Not as sorry as I am Micro Center

Couldn’t decide whether to caption this “Not as sorry as I am Micro Center” or “No, thank YOU stock photo, customer service lady”

Assuming you’ve solved the CAPTCHA correctly, fiddled with the form at the bottom of the page, and clicked submit, you’ve now successfully unsubscribed. I think. Because the page you get afterwards may very well be this plea to allow them to keep emailing you at a reduced frequency. As if after running the gauntlet to unsubscribe you’ll change your mind now if only they finally give in and promise not to bother you with these exclusive offers more then twice a month. Right.
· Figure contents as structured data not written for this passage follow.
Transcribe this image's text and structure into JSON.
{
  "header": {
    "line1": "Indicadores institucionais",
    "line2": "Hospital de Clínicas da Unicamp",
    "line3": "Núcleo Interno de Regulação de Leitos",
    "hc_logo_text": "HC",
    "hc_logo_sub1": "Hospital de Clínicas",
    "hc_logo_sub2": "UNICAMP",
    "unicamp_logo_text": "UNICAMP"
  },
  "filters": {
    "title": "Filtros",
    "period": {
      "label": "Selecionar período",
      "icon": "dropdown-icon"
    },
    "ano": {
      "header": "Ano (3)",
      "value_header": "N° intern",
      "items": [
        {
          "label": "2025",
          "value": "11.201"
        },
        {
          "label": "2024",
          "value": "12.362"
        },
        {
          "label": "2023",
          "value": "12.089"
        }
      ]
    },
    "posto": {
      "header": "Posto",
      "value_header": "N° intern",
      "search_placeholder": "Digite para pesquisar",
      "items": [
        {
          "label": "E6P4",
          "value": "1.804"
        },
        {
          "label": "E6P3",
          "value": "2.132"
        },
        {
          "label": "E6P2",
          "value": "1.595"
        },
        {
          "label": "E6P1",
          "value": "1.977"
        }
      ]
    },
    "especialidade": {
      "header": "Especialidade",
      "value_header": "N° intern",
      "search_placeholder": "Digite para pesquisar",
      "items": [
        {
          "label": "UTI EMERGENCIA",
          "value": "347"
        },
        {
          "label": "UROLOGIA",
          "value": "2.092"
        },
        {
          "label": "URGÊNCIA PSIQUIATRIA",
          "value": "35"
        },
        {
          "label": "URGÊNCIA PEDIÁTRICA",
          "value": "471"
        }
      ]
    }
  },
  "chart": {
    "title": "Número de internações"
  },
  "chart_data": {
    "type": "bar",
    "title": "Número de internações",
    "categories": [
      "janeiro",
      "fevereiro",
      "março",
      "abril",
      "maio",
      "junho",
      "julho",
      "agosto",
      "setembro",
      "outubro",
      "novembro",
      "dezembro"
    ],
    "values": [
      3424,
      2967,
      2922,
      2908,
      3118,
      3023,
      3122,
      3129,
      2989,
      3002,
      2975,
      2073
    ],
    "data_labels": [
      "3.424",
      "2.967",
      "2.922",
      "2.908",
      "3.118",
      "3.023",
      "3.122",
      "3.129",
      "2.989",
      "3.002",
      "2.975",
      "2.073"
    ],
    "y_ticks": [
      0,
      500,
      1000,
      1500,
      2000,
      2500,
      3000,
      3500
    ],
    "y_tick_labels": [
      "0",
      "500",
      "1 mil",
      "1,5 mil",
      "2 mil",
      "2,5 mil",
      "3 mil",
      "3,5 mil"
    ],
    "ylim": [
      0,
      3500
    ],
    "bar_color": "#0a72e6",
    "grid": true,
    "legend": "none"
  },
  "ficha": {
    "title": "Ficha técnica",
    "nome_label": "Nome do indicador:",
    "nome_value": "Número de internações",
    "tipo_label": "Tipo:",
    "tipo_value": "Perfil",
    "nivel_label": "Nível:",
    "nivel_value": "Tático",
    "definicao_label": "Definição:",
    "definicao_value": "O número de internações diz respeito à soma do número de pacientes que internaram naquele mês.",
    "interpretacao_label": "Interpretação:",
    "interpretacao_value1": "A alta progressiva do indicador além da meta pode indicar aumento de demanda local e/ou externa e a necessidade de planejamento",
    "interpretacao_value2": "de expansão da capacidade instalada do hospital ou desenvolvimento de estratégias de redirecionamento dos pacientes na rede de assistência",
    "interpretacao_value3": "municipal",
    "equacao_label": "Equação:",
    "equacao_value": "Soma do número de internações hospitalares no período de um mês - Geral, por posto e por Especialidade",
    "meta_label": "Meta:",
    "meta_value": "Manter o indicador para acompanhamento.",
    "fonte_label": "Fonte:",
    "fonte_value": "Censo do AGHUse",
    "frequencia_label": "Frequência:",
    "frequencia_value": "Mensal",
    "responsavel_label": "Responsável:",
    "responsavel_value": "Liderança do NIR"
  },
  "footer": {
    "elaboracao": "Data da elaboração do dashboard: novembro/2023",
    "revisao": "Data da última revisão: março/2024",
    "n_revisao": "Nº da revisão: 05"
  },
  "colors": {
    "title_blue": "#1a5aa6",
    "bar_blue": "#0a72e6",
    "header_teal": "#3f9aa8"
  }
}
Also notice how you must answer in the negative (the NO choice) to unsubscribe, even though they asked two questions with the first being “Receiving too many emails?” That’s some nice sneaky psychology right there. I have no idea what happens if you just stop here (does the unsubscribe request go through?), I wasn’t brave enough to find out. Select NO, hit submit, and you’re finally done.

Micro Center,

I’m really glad we could have this talk. I love your prices. I love that you’re not Best Buy. You’re great, grand, and wonderful in my book. However, I do not love The Micro Center Preference Center. Please fix it.